In the winter I start planning what will go into my flowerbeds and containers in the coming growing season. On this list are the names of new introductions and plants that have been around quite awhile but are new to my heart because I’m always excited about trying something different. There are other plants, however, that I’ve used before and they remain on my must-grow list. Over the next few weeks I’ll feature many of these plants and today I’m starting with one of the tallest annuals I grow, King Tut Papyrus.
Cyperus papyrus King Tut looks like a grass but it’s really a rush or sedge. In places where the winter temperatures don’t go below freezing this plant is a perennial, but in the northeast where I live we grow it as an annual. People often associate this rush with wet areas, and it can indeed grow on the edges of a water garden. But I have planted King Tut papyrus in the ground in gardens that got my usual once-a-week-to-every-ten-days-soakings and it did just fine…it grew just a bit smaller, perhaps, but it was still almost 5 feet tall, so no complaints from me or the plant.
If you have very large containers King Tut is a must for the center of a mixed arrangement. It provides great height but isn’t heavy or domineering as some larger growing plants would be. (Believe it or not, King Tut is actually a dwarf variety of Cyperus papyrus, which grows to 15 feet in its native habitat.) Since the flowers are on long, hair-like strands that form round, fine heads, the plant has a whimsical but modern appearance that blends in with just about any other annual flower and foliage.
I frequently over-winter my large pots of King Tut in my attached but unheated garage where the temperatures don’t go much below 38 in the winter time. I can’t say that the plant is thrilled about this location, but it lives and springs back to good growth once it’s given warm temperatures and fertilizer again in May.
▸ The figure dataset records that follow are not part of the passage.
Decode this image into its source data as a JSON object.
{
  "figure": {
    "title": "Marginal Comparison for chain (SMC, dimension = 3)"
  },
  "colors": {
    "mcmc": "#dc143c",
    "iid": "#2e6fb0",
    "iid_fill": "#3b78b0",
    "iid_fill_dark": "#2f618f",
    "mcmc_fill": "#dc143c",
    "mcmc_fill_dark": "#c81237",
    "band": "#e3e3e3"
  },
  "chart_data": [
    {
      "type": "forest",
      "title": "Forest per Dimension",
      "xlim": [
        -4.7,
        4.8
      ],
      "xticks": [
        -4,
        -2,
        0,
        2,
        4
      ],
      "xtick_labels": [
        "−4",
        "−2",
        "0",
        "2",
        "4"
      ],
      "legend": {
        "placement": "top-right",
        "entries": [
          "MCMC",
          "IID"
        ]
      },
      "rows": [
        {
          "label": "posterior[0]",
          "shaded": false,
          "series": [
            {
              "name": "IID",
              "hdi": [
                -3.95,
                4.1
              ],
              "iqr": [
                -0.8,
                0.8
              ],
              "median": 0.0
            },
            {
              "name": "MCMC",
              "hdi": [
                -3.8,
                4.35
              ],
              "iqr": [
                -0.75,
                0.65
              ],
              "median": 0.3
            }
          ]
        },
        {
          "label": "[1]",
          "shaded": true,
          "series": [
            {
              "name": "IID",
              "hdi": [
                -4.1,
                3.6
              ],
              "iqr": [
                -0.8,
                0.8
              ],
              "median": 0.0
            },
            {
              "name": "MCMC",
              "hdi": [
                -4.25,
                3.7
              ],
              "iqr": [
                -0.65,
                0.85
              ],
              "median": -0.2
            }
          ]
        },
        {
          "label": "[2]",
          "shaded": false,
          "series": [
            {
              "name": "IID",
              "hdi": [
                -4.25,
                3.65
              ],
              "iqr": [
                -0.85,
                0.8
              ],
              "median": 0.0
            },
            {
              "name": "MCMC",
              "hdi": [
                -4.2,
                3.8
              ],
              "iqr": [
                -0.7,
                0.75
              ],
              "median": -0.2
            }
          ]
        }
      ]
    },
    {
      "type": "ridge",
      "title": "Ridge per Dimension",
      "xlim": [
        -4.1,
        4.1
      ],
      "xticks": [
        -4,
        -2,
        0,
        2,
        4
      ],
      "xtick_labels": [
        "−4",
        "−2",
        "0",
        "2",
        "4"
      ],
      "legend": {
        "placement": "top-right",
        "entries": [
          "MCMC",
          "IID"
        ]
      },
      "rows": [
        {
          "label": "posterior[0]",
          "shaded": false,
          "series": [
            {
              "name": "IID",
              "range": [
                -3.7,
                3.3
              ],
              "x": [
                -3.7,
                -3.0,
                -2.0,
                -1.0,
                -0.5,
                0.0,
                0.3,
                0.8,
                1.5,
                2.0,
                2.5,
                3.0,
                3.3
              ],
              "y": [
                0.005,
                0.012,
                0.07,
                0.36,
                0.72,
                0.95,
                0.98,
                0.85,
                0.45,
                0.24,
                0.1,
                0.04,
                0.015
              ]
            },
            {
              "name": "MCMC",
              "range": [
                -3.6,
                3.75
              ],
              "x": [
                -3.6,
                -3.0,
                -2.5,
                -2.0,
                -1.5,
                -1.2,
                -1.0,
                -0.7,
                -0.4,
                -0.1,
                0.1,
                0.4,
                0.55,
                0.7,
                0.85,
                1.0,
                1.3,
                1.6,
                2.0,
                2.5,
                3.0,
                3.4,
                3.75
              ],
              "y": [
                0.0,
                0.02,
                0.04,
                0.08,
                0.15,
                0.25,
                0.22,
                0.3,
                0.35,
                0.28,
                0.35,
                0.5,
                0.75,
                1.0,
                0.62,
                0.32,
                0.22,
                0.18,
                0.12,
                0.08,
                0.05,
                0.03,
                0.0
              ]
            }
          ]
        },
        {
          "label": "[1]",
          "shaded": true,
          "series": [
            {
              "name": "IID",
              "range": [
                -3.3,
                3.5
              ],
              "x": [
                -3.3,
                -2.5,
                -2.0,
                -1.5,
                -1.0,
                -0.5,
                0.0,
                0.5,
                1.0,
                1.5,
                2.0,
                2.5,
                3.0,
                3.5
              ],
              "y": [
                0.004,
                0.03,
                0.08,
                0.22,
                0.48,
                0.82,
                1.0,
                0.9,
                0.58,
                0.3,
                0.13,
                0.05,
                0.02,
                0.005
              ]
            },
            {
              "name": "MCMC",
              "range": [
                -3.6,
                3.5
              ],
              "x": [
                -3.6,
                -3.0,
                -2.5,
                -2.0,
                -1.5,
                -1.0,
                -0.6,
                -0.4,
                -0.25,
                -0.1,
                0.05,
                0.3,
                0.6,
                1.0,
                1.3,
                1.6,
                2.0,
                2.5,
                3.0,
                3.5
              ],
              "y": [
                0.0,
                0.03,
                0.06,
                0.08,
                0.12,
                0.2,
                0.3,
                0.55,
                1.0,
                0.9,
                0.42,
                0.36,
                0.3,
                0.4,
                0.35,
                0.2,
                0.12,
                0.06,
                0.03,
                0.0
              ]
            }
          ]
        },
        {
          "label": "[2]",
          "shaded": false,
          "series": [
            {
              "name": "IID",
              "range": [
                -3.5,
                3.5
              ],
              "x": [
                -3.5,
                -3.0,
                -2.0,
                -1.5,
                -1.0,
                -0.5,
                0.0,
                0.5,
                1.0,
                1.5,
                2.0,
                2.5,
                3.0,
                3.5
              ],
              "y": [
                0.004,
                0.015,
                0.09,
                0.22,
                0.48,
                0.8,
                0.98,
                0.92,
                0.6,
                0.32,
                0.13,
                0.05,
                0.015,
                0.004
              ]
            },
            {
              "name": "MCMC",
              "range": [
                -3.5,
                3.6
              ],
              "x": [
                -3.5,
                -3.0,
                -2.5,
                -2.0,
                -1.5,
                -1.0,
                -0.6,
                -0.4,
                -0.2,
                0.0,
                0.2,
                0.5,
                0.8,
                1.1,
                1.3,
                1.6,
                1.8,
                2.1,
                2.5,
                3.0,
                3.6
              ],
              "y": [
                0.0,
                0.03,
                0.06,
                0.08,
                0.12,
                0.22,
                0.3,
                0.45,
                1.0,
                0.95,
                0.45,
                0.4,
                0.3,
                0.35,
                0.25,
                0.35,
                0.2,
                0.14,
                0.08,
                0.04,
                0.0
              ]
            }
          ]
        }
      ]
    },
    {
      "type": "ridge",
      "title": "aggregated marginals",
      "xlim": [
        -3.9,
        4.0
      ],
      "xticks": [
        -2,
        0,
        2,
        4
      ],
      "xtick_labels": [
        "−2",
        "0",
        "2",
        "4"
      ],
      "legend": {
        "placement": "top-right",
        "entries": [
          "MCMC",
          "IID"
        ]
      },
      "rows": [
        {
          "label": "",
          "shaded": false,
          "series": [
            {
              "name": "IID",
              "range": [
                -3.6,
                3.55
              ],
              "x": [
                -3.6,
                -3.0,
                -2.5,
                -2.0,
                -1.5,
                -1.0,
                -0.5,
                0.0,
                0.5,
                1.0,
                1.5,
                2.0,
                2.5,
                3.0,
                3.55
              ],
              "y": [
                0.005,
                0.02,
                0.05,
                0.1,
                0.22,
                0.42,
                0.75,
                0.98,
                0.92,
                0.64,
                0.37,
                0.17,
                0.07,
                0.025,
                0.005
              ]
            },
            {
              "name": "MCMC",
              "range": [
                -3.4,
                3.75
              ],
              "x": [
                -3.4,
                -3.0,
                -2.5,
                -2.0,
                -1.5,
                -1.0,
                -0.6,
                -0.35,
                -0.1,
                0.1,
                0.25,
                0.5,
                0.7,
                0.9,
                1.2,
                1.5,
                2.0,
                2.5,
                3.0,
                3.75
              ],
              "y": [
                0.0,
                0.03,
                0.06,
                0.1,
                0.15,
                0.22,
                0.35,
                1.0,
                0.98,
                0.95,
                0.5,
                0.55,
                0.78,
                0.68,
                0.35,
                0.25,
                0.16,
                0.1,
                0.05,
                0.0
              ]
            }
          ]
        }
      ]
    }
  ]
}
Here’s a couple of other things you should know about King Tut. First, the smaller, even more dwarf varieties such as Baby Tut aren’t the same. Yes, they are also nice plants and have their place, but they in no way have the Drama! that King Tut possesses in spades. Secondly, be sure to buy all you want as soon as you see them, usually in the Proven Winners section of your garden center. These plants sell out quickly because after people grow them for one season they often list King Tut on their must-grow list as well.